We actually had a huge life size picture of them [the Daleks] at the top of the stairs so we used to run up and down past it, trying not to look up, scared it would get you…I remember when we were taken to Leicester Square to watch the movie and within five minutes we ran out screaming.
Cusick was given just £250 in order to create something special for the BBC and for Doctor Who, which he did with great aplomb. His design created a term called ‘Dalekmania’ But despite coming up with the design for the nastiest creatures in the entire universe, Cusick was not only surprised by their popularity, he was also the furthest you could get from the creatures he designed:
It always surprised dad if he got a letter from Canada or anywhere else around the world and he would always write back if they asked for an autograph…he was a great father, a great man. He was quite strict but he indulged us.
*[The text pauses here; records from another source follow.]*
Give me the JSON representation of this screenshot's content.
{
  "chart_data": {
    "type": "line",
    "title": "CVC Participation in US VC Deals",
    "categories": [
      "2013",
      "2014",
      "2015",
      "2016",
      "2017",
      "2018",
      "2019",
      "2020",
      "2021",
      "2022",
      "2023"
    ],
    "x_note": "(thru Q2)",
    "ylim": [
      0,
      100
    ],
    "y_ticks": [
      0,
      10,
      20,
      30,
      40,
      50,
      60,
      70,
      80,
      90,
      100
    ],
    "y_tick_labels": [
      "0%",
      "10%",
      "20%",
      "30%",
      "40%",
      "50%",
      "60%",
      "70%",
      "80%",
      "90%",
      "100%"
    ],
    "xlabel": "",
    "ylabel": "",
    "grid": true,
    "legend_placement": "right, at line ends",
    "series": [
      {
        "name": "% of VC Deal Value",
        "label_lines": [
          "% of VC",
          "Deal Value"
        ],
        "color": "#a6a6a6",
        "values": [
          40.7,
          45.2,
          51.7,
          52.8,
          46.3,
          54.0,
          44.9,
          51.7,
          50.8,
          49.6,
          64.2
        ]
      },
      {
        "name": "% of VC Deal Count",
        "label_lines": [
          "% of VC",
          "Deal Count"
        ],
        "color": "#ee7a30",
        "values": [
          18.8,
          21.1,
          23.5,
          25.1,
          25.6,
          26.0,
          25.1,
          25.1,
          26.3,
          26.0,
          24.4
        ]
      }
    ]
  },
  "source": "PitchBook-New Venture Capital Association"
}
We were always well taken care of.
Until a book called Doctor Who: The Early Years was written by Jeremy Bentham, naming Cusick as the Dalek designer, many tried to take the credit for Cusick’s work, something which Doctor Who Appreciation Society member Paul Winter recalled would irk Ray:
The thing that I happen to know that annoyed Ray for a lot of years is that people tried to claim credit for a lot of his work.
Hopefully, he saw that many all over the world recognised the Daleks as his creation before he passed away. Such was the impression that Cusick made, a former colleague of his, Jose Furtado, felt that the designer was something of a mentor to him, so much so that Furtado named his company name on Cusick’s words of inspiration:
I called it Visual Generosity because what I learnt from Ray when doing sets is to make it ‘visually generous’.
Finally, in an interesting coda, Cusick also had a keen interest in military history, and did much research for an exhibition in 2000 for the Horsham Museum about the Horsham Rifles. But Jeremy Knight, the curator at Horsham Museum, offered a slightly different opinion of Cusick’s on the Daleks:
He hated the Daleks, he just saw that as his day job, his real passion was in military history.
Either way, Cusick’s memory and work will live on forever, terrifying generation after generation of Doctor Who fan with a race of psychotically xenophobic mutants in their mini-tanks.